Mercedes-Benz is far from the only automaker crafting its marketing strategy around the interests of younger customers. Such diverse brands as Toyota, Land Rover, Jeep and Maserati have all targeted millennials through paid, social-media influencer campaigns featuring the likes of fashion blogger Scott Schumann, pro surfer Courtney Conlogue and, in one case, an Instagram celebrity dog.
Cadillac’s ongoing attempts to endear itself with the young and upwardly mobile have yielded mixed results. In 2016 it relocated its head offices to Cadillac House, a flashy event space/showroom/coffee bar in New York’s SoHo neighbourhood, and earlier this year it unveiled the XT4, a compact crossover SUV with modern styling, ample connectivity and an aggressive $34,500 price tag. While Cadillac House was shuttered in the shakeup following the abrupt departure of chief executive Johan de Nysschen, the XT4 remains the brand’s great hope in shaking off its association with retirees.
Most notably in Cadillac’s push to win millennial hearts and minds is a new series of television and online ads for the XT4. While their colourful CGI birds and urban streetscapes are common fodder for car ads, the campaign’s cast of hip young multiethnic women, and its soundtrack, Bang Bang, by Jessie J featuring Ariana Grande and Nicki Minaj, sets a distinctively contemporary, female-positive tone.

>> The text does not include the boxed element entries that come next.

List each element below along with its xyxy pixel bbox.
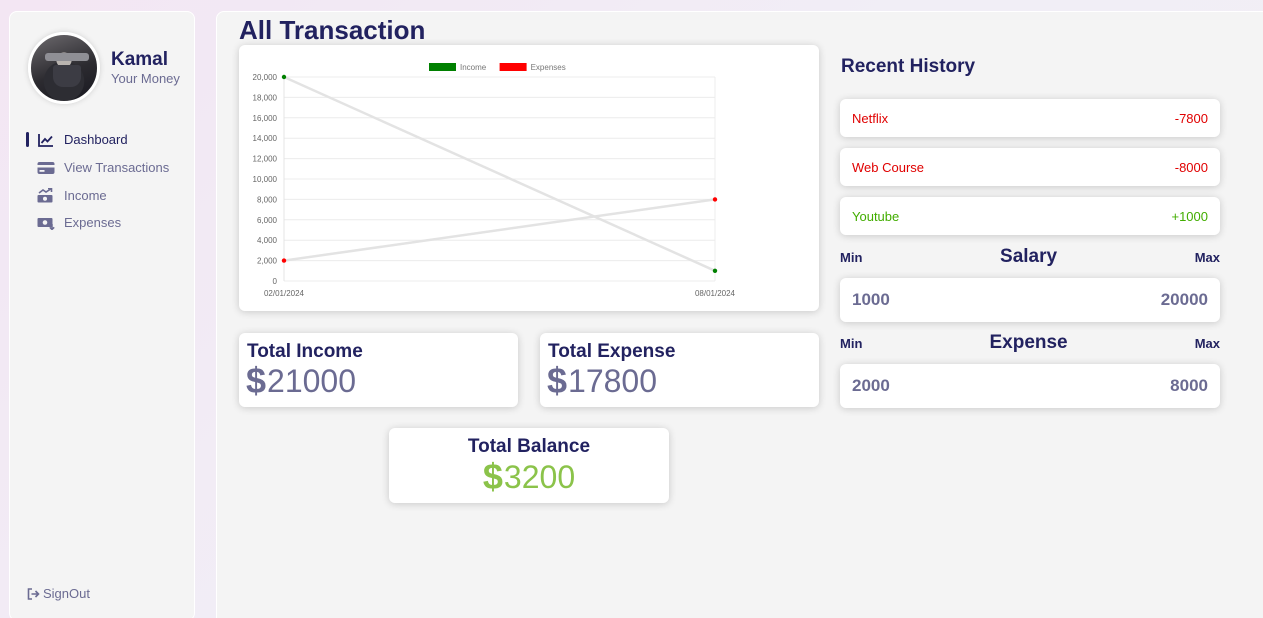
salary-max-label: Max [1194,249,1220,265]
history-item-name: Netflix [852,110,889,126]
sidebar-item-label: Income [64,187,107,203]
profile: Kamal Your Money [28,32,180,104]
expense-range-card: 2000 8000 [840,364,1220,408]
y-tick-label: 8,000 [257,195,278,204]
sidebar-item-label: View Transactions [64,160,170,176]
chart-card: 0 2,000 4,000 6,000 8,000 10,000 12,000 14,000 1… [239,45,819,311]
total-income-value-wrap: $ 21000 [246,360,356,402]
profile-subtitle: Your Money [111,71,180,86]
history-item-amount: -8000 [1174,159,1208,175]
y-tick-label: 12,000 [253,155,278,164]
recent-history-title: Recent History [841,56,976,77]
total-balance-value-wrap: $ 3200 [389,456,669,498]
y-tick-label: 18,000 [253,93,278,102]
sidebar-item-label: Expenses [64,215,122,231]
dollar-icon: $ [482,456,503,497]
expense-min-value: 2000 [852,376,890,395]
salary-min-value: 1000 [852,290,890,309]
salary-min-label: Min [840,249,863,265]
series-line [283,75,716,272]
total-income-card: Total Income $ 21000 [239,333,518,407]
history-item[interactable]: Web Course -8000 [840,148,1220,186]
profile-name: Kamal [111,49,169,70]
y-tick-label: 2,000 [257,257,278,266]
legend-swatch [499,63,527,71]
total-expense-card: Total Expense $ 17800 [540,333,819,407]
y-tick-label: 14,000 [253,134,278,143]
salary-title: Salary [1000,246,1058,267]
page-title: All Transaction [239,15,426,45]
transactions-chart: 0 2,000 4,000 6,000 8,000 10,000 12,000 14,000 1… [253,63,736,298]
total-income-value: 21000 [267,362,357,399]
total-expense-value-wrap: $ 17800 [547,360,657,402]
y-tick-label: 0 [273,277,278,286]
sidebar-nav: Dashboard View Transactions Income Expen… [26,126,169,237]
sidebar: Kamal Your Money Dashboard View Transact… [9,11,195,618]
legend-label: Income [460,63,487,72]
total-balance-card: Total Balance $ 3200 [389,428,669,503]
legend-swatch [429,63,456,71]
total-expense-value: 17800 [568,362,658,399]
dollar-icon: $ [547,360,568,401]
expense-header: Min Expense Max [840,332,1220,354]
y-tick-label: 16,000 [253,114,278,123]
dollar-icon: $ [246,360,267,401]
sidebar-item-expenses[interactable]: Expenses [26,209,169,237]
y-tick-label: 10,000 [253,175,278,184]
total-balance-value: 3200 [503,458,576,495]
x-tick-label: 08/01/2024 [695,289,736,298]
chart-line-icon [37,132,55,147]
signout-label: SignOut [43,586,90,601]
y-tick-label: 20,000 [253,73,278,82]
salary-range-card: 1000 20000 [840,278,1220,322]
sidebar-item-income[interactable]: Income [26,181,169,209]
history-item[interactable]: Netflix -7800 [840,99,1220,137]
expense-min-label: Min [840,335,863,351]
series-line [283,198,716,262]
credit-card-icon [37,160,55,175]
sign-out-icon [26,586,40,601]
expense-max-label: Max [1194,335,1220,351]
x-tick-label: 02/01/2024 [264,289,305,298]
legend-label: Expenses [531,63,566,72]
signout-button[interactable]: SignOut [26,586,90,601]
y-tick-label: 6,000 [257,216,278,225]
money-bill-trend-up-icon [37,187,55,203]
data-point [281,74,287,80]
history-item-name: Youtube [852,208,900,224]
expense-max-value: 8000 [1170,376,1208,395]
expense-title: Expense [989,332,1068,353]
sidebar-item-label: Dashboard [64,132,128,148]
sidebar-item-dashboard[interactable]: Dashboard [26,126,169,154]
history-item-amount: +1000 [1171,208,1208,224]
history-item-name: Web Course [852,159,925,175]
avatar [28,32,100,104]
total-balance-title: Total Balance [467,436,591,457]
money-bill-down-icon [37,215,55,231]
history-item-amount: -7800 [1174,110,1208,126]
y-tick-label: 4,000 [257,236,278,245]
salary-header: Min Salary Max [840,246,1220,268]
history-item[interactable]: Youtube +1000 [840,197,1220,235]
data-point [281,258,287,263]
salary-max-value: 20000 [1160,290,1208,309]
sidebar-item-view-transactions[interactable]: View Transactions [26,154,169,182]
data-point [712,197,718,202]
data-point [712,268,718,273]
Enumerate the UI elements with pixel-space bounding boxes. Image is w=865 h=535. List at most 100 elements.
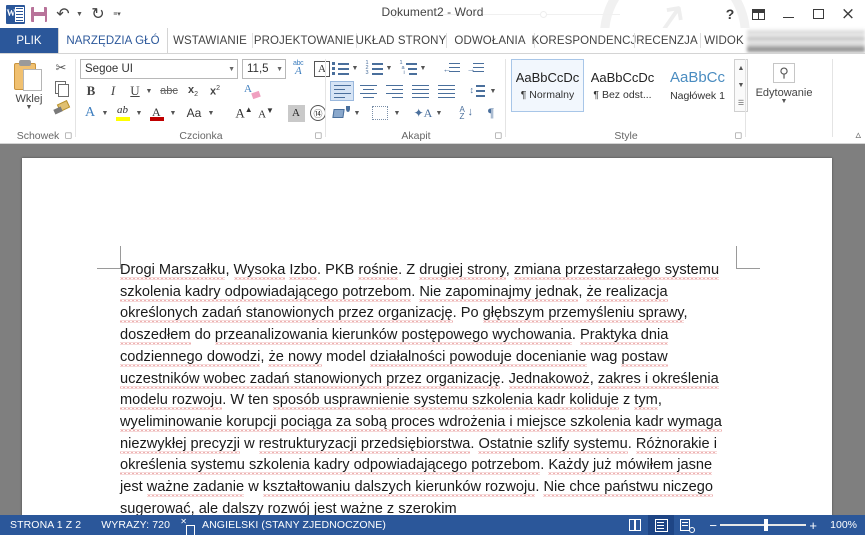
underline-dropdown-caret-icon[interactable]: ▼ [144, 82, 154, 100]
read-mode-icon[interactable] [622, 515, 648, 535]
shading-icon [331, 105, 350, 121]
distributed-button[interactable] [434, 81, 458, 101]
sort-icon: A Z ↓ [459, 105, 474, 121]
text-highlight-button[interactable]: ab [114, 104, 132, 122]
styles-dialog-launcher[interactable]: ◻ [735, 131, 742, 141]
tab-page-layout[interactable]: UKŁAD STRONY [356, 28, 447, 53]
strikethrough-button[interactable]: abc [158, 82, 180, 100]
zoom-track[interactable] [720, 519, 807, 532]
justify-button[interactable] [408, 81, 432, 101]
paste-dropdown-caret-icon[interactable]: ▼ [26, 104, 33, 111]
tab-home[interactable]: NARZĘDZIA GŁÓ [58, 28, 168, 53]
multilevel-list-caret-icon[interactable]: ▼ [418, 59, 428, 77]
character-shading-button[interactable]: A [286, 104, 306, 122]
document-text[interactable]: Drogi Marszałku, Wysoka Izbo. PKB rośnie… [120, 260, 738, 520]
borders-caret-icon[interactable]: ▼ [392, 104, 402, 122]
format-painter-button[interactable] [50, 98, 72, 118]
style-normalny[interactable]: AaBbCcDc ¶ Normalny [511, 59, 584, 112]
editing-dropdown-caret-icon[interactable]: ▼ [781, 98, 788, 105]
text-highlight-caret-icon[interactable]: ▼ [134, 104, 144, 122]
zoom-in-button[interactable]: + [806, 518, 820, 533]
sort-button[interactable]: A Z ↓ [456, 104, 478, 122]
align-right-button[interactable] [382, 81, 406, 101]
line-spacing-caret-icon[interactable]: ▼ [488, 81, 498, 101]
numbering-button[interactable]: 123 [364, 59, 384, 77]
editing-button[interactable]: ⚲ Edytowanie ▼ [756, 59, 812, 123]
tab-references[interactable]: ODWOŁANIA [446, 28, 534, 53]
status-page-number[interactable]: STRONA 1 Z 2 [0, 519, 91, 531]
grow-font-button[interactable]: A▲ [234, 104, 254, 122]
font-size-input[interactable]: 11,5 ▼ [242, 59, 286, 79]
line-spacing-button[interactable]: ↕ [466, 81, 488, 101]
shading-button[interactable] [330, 104, 352, 122]
show-formatting-marks-button[interactable]: ¶ [482, 104, 500, 122]
paste-button[interactable]: Wklej ▼ [8, 58, 50, 120]
underline-button[interactable]: U [126, 82, 144, 100]
tab-mailings[interactable]: KORESPONDENCJ [532, 28, 637, 53]
clipboard-dialog-launcher[interactable]: ◻ [65, 131, 72, 141]
status-word-count[interactable]: WYRAZY: 720 [91, 519, 180, 531]
close-icon[interactable]: × [833, 2, 863, 26]
align-center-button[interactable] [356, 81, 380, 101]
numbering-caret-icon[interactable]: ▼ [384, 59, 394, 77]
decrease-indent-button[interactable]: ← [440, 59, 462, 77]
style-naglowek-1[interactable]: AaBbCc Nagłówek 1 [661, 59, 734, 112]
paragraph-dialog-launcher[interactable]: ◻ [495, 131, 502, 141]
text-effects-typography-button[interactable]: A [80, 104, 100, 122]
font-name-dropdown-caret-icon[interactable]: ▼ [225, 66, 235, 73]
clipboard-side-buttons: ✂ [50, 58, 72, 118]
change-case-aa-button[interactable]: Aa [182, 104, 206, 122]
document-canvas[interactable]: Drogi Marszałku, Wysoka Izbo. PKB rośnie… [0, 144, 865, 535]
ribbon-display-options-icon[interactable] [743, 2, 773, 26]
paste-icon [14, 60, 44, 92]
text-run: z [618, 392, 635, 409]
minimize-icon[interactable] [773, 2, 803, 26]
document-page[interactable]: Drogi Marszałku, Wysoka Izbo. PKB rośnie… [22, 158, 832, 535]
tab-view[interactable]: WIDOK [700, 28, 748, 53]
font-size-dropdown-caret-icon[interactable]: ▼ [273, 66, 283, 73]
asian-layout-button[interactable]: ✦A [412, 104, 434, 122]
font-color-button[interactable]: A [148, 104, 166, 122]
tab-file[interactable]: PLIK [0, 28, 58, 53]
web-layout-icon[interactable] [674, 515, 700, 535]
text-run: jest [120, 479, 147, 496]
change-case-aa-caret-icon[interactable]: ▼ [206, 104, 216, 122]
subscript-button[interactable]: x2 [184, 82, 202, 100]
print-layout-icon[interactable] [648, 515, 675, 535]
style-label: ¶ Normalny [520, 89, 575, 101]
font-color-caret-icon[interactable]: ▼ [168, 104, 178, 122]
text-effects-caret-icon[interactable]: ▼ [100, 104, 110, 122]
bold-button[interactable]: B [82, 82, 100, 100]
italic-button[interactable]: I [104, 82, 122, 100]
font-dialog-launcher[interactable]: ◻ [315, 131, 322, 141]
status-language[interactable]: ANGIELSKI (STANY ZJEDNOCZONE) [192, 519, 396, 531]
zoom-slider[interactable]: − + [706, 518, 820, 533]
zoom-out-button[interactable]: − [706, 518, 720, 533]
increase-indent-button[interactable]: → [464, 59, 486, 77]
change-case-button[interactable]: abc A [290, 59, 310, 79]
collapse-ribbon-icon[interactable]: ▵ [855, 128, 861, 141]
borders-button[interactable] [370, 104, 390, 122]
copy-button[interactable] [50, 78, 72, 98]
bullets-button[interactable] [330, 59, 350, 77]
shading-caret-icon[interactable]: ▼ [352, 104, 362, 122]
tab-review[interactable]: RECENZJA [634, 28, 700, 53]
asian-layout-caret-icon[interactable]: ▼ [434, 104, 444, 122]
tab-design[interactable]: PROJEKTOWANIE [252, 28, 356, 53]
misspelled-text-run: Izbo [289, 262, 317, 278]
superscript-button[interactable]: x2 [206, 82, 224, 100]
help-button[interactable]: ? [717, 2, 743, 26]
style-bez-odstepow[interactable]: AaBbCcDc ¶ Bez odst... [586, 59, 659, 112]
text-effects-button[interactable]: A [242, 82, 262, 100]
bullets-caret-icon[interactable]: ▼ [350, 59, 360, 77]
zoom-level[interactable]: 100% [820, 519, 857, 531]
font-name-input[interactable]: Segoe UI ▼ [80, 59, 238, 79]
misspelled-text-run: kształtowaniu dalszych kierunków rozwoju [262, 479, 536, 496]
cut-button[interactable]: ✂ [50, 58, 72, 78]
shrink-font-button[interactable]: A▼ [256, 104, 276, 122]
maximize-icon[interactable] [803, 2, 833, 26]
zoom-thumb[interactable] [764, 519, 769, 532]
align-left-button[interactable] [330, 81, 354, 101]
tab-insert[interactable]: WSTAWIANIE [168, 28, 252, 53]
multilevel-list-button[interactable]: 1ai [398, 59, 418, 77]
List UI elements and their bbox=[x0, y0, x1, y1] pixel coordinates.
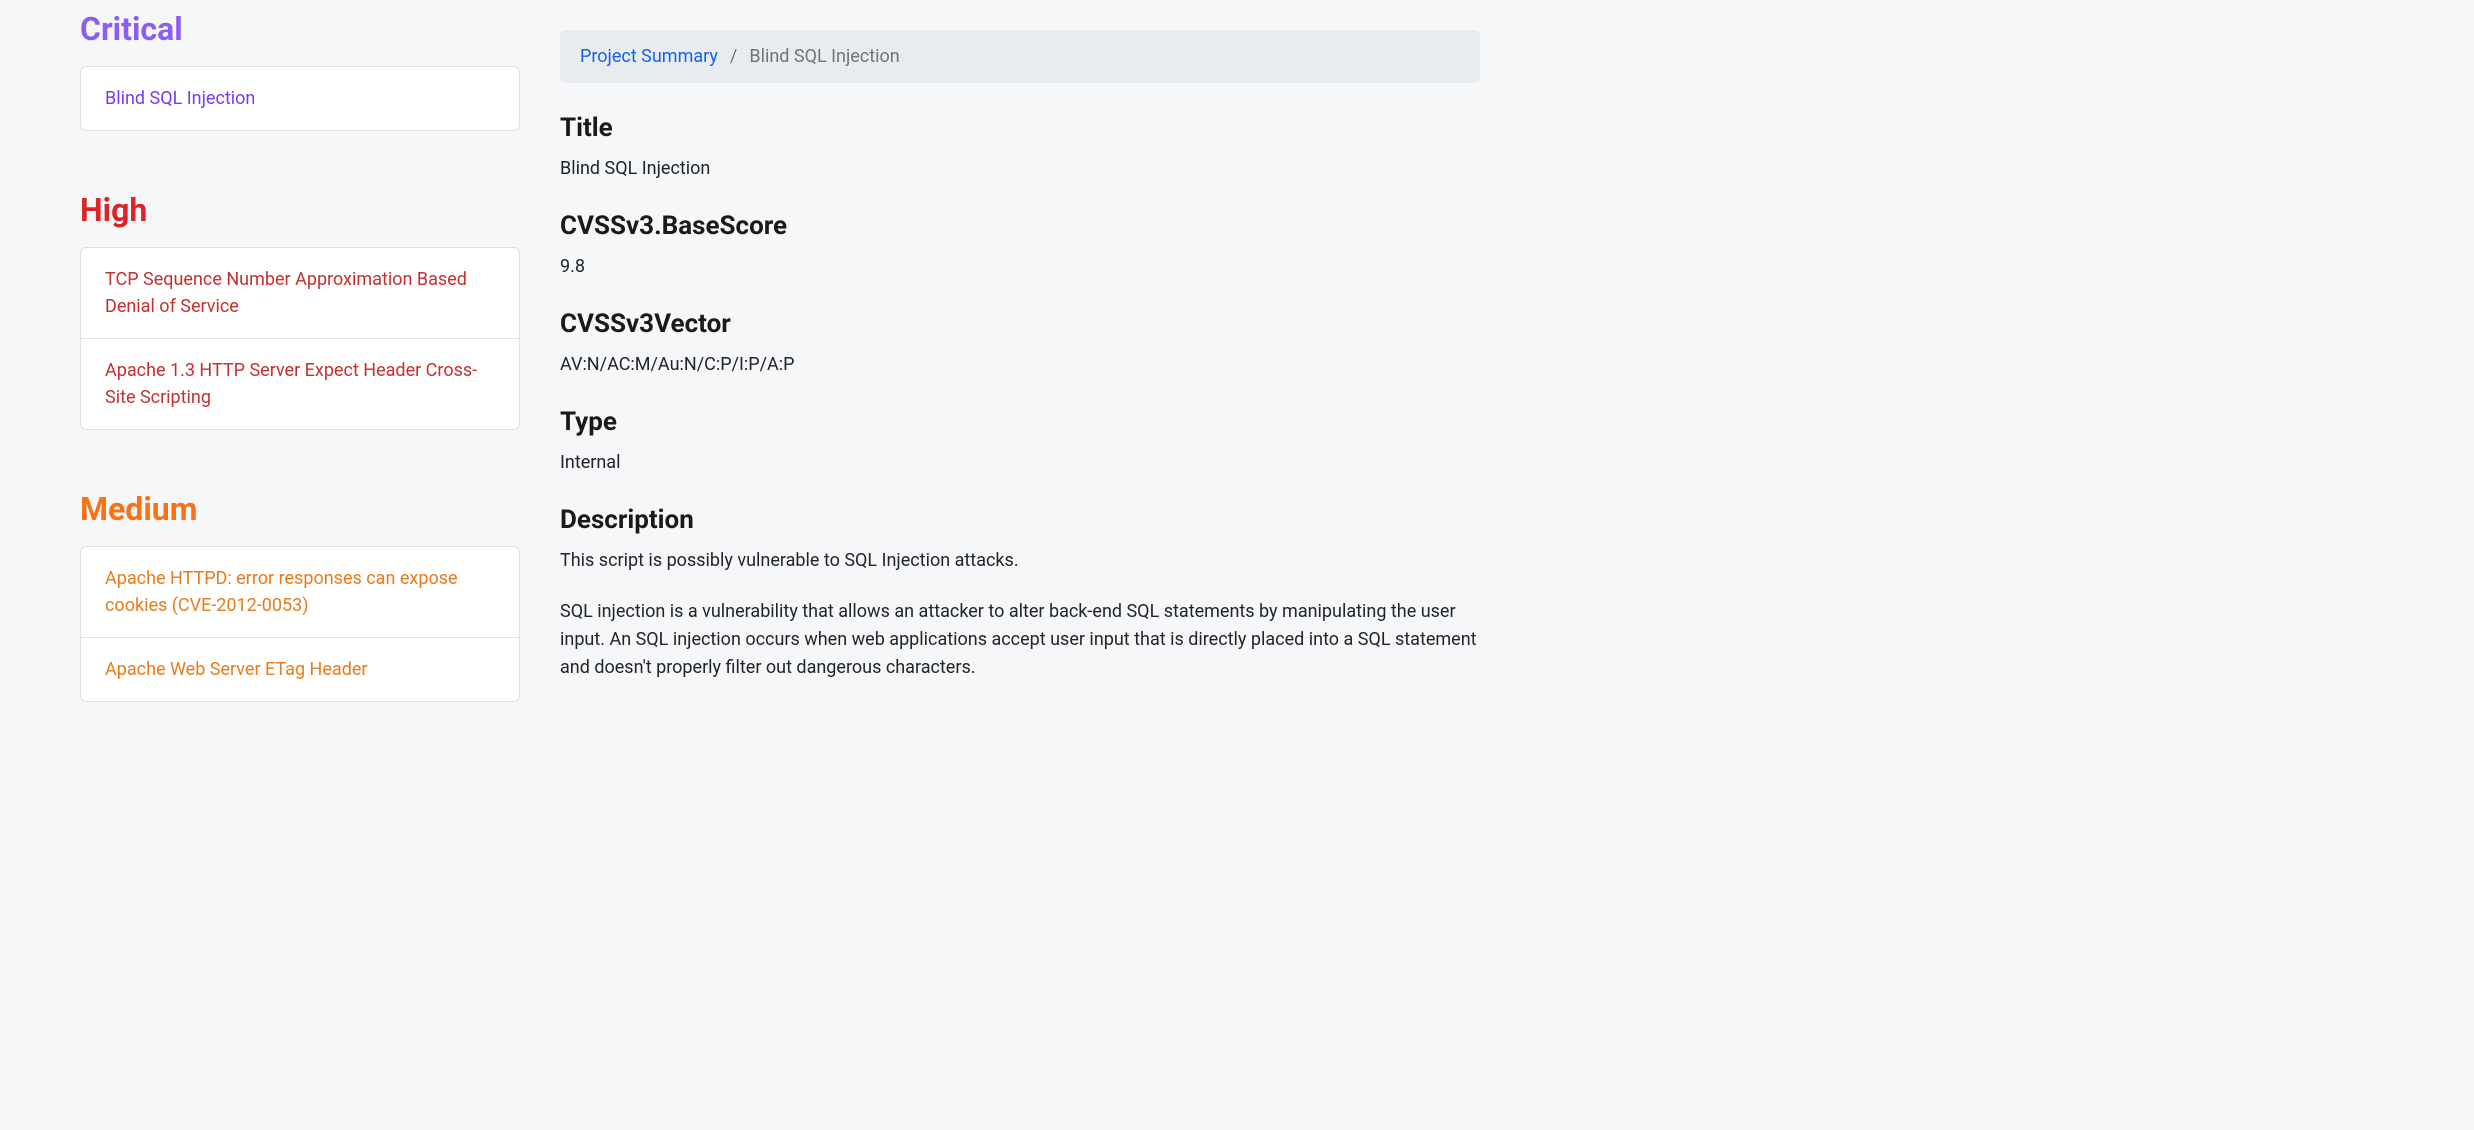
severity-section-medium: Medium Apache HTTPD: error responses can… bbox=[80, 490, 520, 702]
breadcrumb-current: Blind SQL Injection bbox=[749, 46, 899, 67]
detail-type-label: Type bbox=[560, 407, 1480, 437]
vuln-list-high: TCP Sequence Number Approximation Based … bbox=[80, 247, 520, 430]
severity-section-critical: Critical Blind SQL Injection bbox=[80, 10, 520, 131]
detail-description-value: This script is possibly vulnerable to SQ… bbox=[560, 547, 1480, 683]
detail-title-value: Blind SQL Injection bbox=[560, 155, 1480, 183]
detail-title-label: Title bbox=[560, 113, 1480, 143]
description-paragraph: This script is possibly vulnerable to SQ… bbox=[560, 547, 1480, 575]
vuln-item[interactable]: Apache HTTPD: error responses can expose… bbox=[81, 547, 519, 638]
severity-section-high: High TCP Sequence Number Approximation B… bbox=[80, 191, 520, 430]
vuln-list-critical: Blind SQL Injection bbox=[80, 66, 520, 131]
severity-heading-medium: Medium bbox=[80, 490, 520, 528]
vuln-item[interactable]: Blind SQL Injection bbox=[81, 67, 519, 130]
vuln-item[interactable]: Apache 1.3 HTTP Server Expect Header Cro… bbox=[81, 339, 519, 429]
detail-basescore-label: CVSSv3.BaseScore bbox=[560, 211, 1480, 241]
detail-description-label: Description bbox=[560, 505, 1480, 535]
detail-basescore-value: 9.8 bbox=[560, 253, 1480, 281]
breadcrumb: Project Summary / Blind SQL Injection bbox=[560, 30, 1480, 83]
breadcrumb-separator: / bbox=[730, 46, 737, 67]
detail-vector-value: AV:N/AC:M/Au:N/C:P/I:P/A:P bbox=[560, 351, 1480, 379]
breadcrumb-link-project-summary[interactable]: Project Summary bbox=[580, 46, 718, 67]
vulnerability-sidebar: Critical Blind SQL Injection High TCP Se… bbox=[80, 10, 520, 702]
vuln-list-medium: Apache HTTPD: error responses can expose… bbox=[80, 546, 520, 702]
detail-type-value: Internal bbox=[560, 449, 1480, 477]
vuln-item[interactable]: TCP Sequence Number Approximation Based … bbox=[81, 248, 519, 339]
description-paragraph: SQL injection is a vulnerability that al… bbox=[560, 598, 1480, 682]
vulnerability-detail: Project Summary / Blind SQL Injection Ti… bbox=[560, 10, 1480, 702]
vuln-item[interactable]: Apache Web Server ETag Header bbox=[81, 638, 519, 701]
severity-heading-high: High bbox=[80, 191, 520, 229]
severity-heading-critical: Critical bbox=[80, 10, 520, 48]
detail-vector-label: CVSSv3Vector bbox=[560, 309, 1480, 339]
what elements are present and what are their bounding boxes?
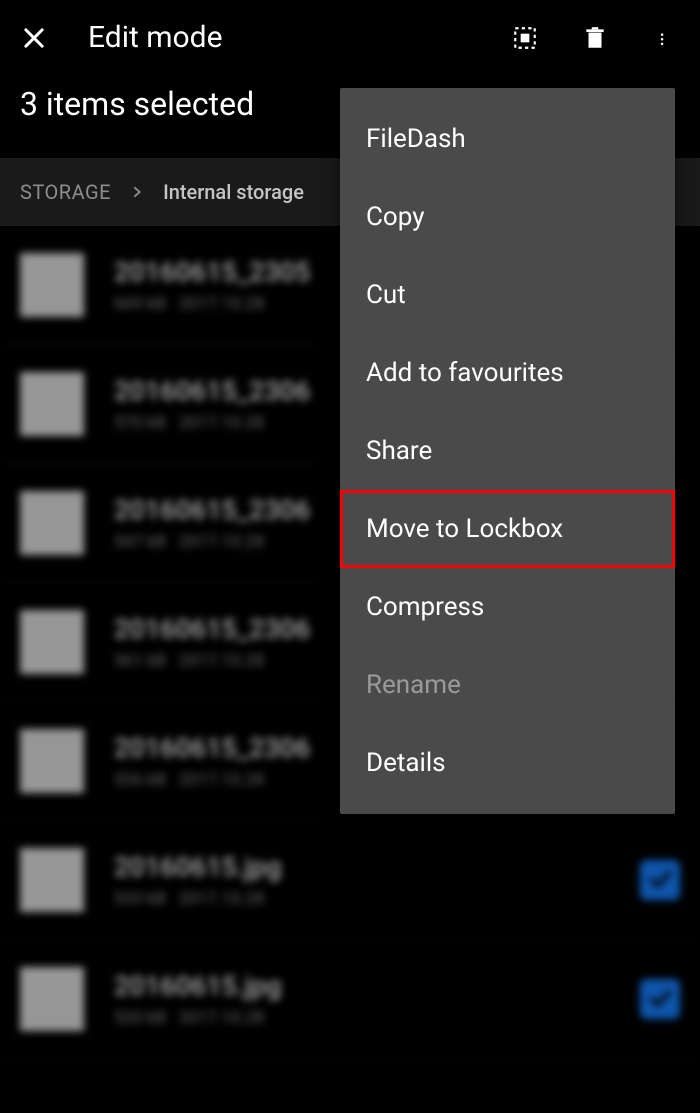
overflow-menu: FileDashCopyCutAdd to favouritesShareMov…	[340, 88, 675, 814]
trash-icon[interactable]	[580, 23, 610, 53]
file-thumb	[20, 372, 84, 436]
file-name: 20160615.jpg	[114, 970, 640, 1002]
file-meta: 520 kB2017.10.28	[114, 1008, 640, 1028]
menu-item-filedash[interactable]: FileDash	[340, 100, 675, 178]
file-thumb	[20, 967, 84, 1031]
menu-item-cut[interactable]: Cut	[340, 256, 675, 334]
checkbox-checked-icon[interactable]	[640, 860, 680, 900]
file-thumb	[20, 253, 84, 317]
menu-item-add-to-favourites[interactable]: Add to favourites	[340, 334, 675, 412]
breadcrumb-root[interactable]: STORAGE	[20, 180, 111, 204]
toolbar: Edit mode	[0, 0, 700, 75]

“It’s something that shouldn’t stand out so much, having a non-white male protagonist in your advertising, but in 2018 I guess it’s still unusual,” says Cadillac Canada’s managing director, Hoss Hossani, noting that while males make up the majority of car buyers, it’s an increasingly small majority. “It’s certainly been registering with women since the ad’s been out there. I think we’re going to start seeing more of that.”
Cadillac is also reaching out to women through campaigns such as What Drives Her, a program in which female millennial entrepreneurs from across Canada were provided with a vehicle and access to the Cadillac Canada team to provide mentorship for their businesses.
“Every car company is always pursuing a younger customer regardless of the year or generation,” Hossani says, while acknowledging that this new cohort of buyers sees the act of buying anything, from a car to a vacation, differently than their parents did. “For us, luxury today is not just about the tangibles,” he says. “It’s about the freedom that more time gives you, how you can spend money on your experiences that help shape your life and help shape your persona on social media.”
In this way millennials represent not just a new customer base for luxury car companies, but a new kind of audience altogether, one driven by ephemeral things like experience and mood. As this generation starts settling down, having kids and spending real money, the spoils will go to the carmaker who best translates these into a vehicle.